Rather, Labor has focused its attention on the plight of many casuals who are missing out on JobKeeper, and the university sector which isn’t eligible for the payments. Or childcare users who would benefit from free childcare continuing for longer. Or workers for foreign companies ineligible for JobKeeper. Or indeed anyone who might benefit from Newstart not returning to the low levels it was pegged at previously.
What about self-funded retirees? They truly are the forgotten people in this crisis. Taken for granted by a government that would not have won the last election had it not been for their support. Forgotten by an opposition that has written them off politically.
While I have long been critical of the unsustainable tax breaks for many older Australians, especially those with very large savings, the self-funded retirees who only just miss out on a part pension and concession card benefits are the ones caught in the middle right now.

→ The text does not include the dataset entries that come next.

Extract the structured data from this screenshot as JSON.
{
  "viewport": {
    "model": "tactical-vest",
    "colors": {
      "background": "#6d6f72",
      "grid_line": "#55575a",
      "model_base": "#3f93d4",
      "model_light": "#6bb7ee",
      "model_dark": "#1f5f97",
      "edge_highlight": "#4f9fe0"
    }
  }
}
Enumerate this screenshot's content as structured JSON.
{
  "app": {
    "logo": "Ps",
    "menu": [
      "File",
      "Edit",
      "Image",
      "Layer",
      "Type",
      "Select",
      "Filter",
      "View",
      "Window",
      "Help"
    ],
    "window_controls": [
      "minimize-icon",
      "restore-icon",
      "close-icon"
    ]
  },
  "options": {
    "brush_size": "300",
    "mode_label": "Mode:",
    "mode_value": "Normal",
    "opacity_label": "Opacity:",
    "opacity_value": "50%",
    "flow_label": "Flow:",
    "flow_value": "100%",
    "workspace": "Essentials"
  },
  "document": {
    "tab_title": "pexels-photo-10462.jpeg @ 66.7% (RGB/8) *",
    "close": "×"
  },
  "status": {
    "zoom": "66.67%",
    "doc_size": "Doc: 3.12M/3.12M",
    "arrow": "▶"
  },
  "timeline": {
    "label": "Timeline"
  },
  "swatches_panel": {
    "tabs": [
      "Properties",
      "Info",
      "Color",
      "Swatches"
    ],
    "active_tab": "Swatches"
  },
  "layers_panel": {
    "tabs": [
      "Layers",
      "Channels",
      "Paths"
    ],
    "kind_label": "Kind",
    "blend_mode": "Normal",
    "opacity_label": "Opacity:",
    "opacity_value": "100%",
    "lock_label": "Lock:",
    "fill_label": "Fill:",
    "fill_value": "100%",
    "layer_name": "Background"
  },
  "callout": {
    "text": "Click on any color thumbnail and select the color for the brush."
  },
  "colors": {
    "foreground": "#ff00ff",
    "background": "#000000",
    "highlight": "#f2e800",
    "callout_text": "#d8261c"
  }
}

As Ian Henschke from National Seniors has pointed out, some self-funded retirees — because of this crisis — are now drawing on an annual payout from their investments lower than the annual pension. To survive they would need to draw down their savings right at a time when their value has been halved. He wants to see discussion about legislating a universal pension in the wake of this crisis to ensure that can’t happen.
Whether that is a long-term solution or not is debatable — indeed whether it is fiscally viable is highly debatable. But there is little doubt this cohort of senior Australians deserves more than the cold shoulder.
Especially from a Coalition government.
Peter van Onselen is a professor of politics and public policy at the University of Western Australia and Griffith University.